A brushed-silver monoblock water-cooling build over a Z690 motherboard — an early Optimist high-end system
The early high-end years — a brushed-silver monoblock build over a Z690 board.

What we owe most of the progress to is the team, and to a handful of builds that taught us who we were. Sakura and Nocturne, in particular, shaped Optimist into what it is now. They were the ones that proved the idea worked and gave us the footing to attempt more ambitious systems, and nearly everything we build today traces back through them in one way or another.

A dark Optimist build lit in deep amber — EK “FLT120” reservoir, hardline tubing and glowing memory
A signature build lit in deep amber — hardline tubing, an EK reservoir, memory aglow.

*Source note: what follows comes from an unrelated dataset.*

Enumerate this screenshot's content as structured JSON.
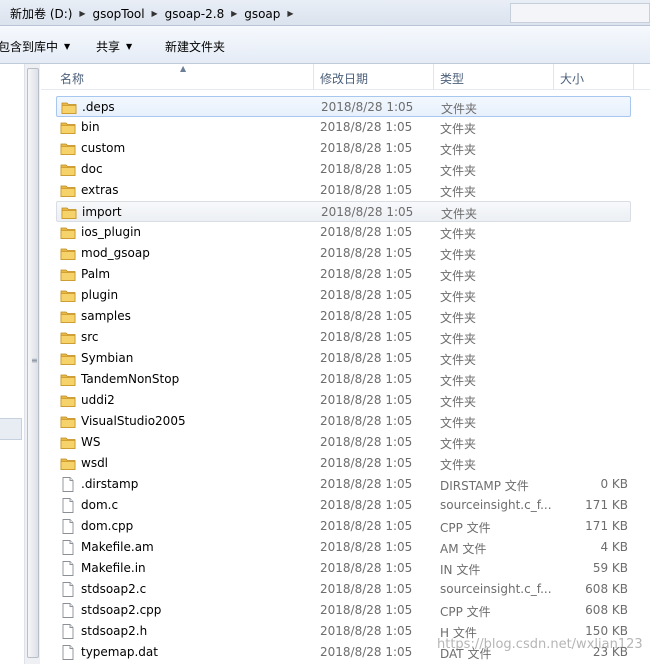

Through all of it, the root of what we do hasn't moved. We build for individuals rather than a broad consumer base, because we've believed from the start that a person, and the workspace that person spends their life in, is genuinely unique. The one-size-fits-all of mass-market computing is useful, and it is also shallow in a way we never wanted to make peace with. A machine can carry some of the character of the person who owns it, and once you've seen that done properly, the gray box under the desk starts to feel like a missed opportunity.

That belief is also why, over time, we pulled everything back to one place. We spent stretches on eBay, Newegg, and Jawa, and for a while on Etsy we had a real hold on the high-end corner of this market. But selling across a half-dozen storefronts meant giving up control of the two things we care about most: the hardware that goes into our systems, and the way we release and cycle our designs. Bringing it all onto our own site is how we keep both in our hands.

So this is a thank-you, really. To the team, to the early buyers who took a chance on a small Etsy shop, and to everyone still here as we keep going. We build for the midnight-oil burners, the travellers, and the creatives, the people who ask their machine to be theirs and not just anyone's. That's the whole purpose of Optimist, and we intend to keep delivering exactly that, nothing short of it.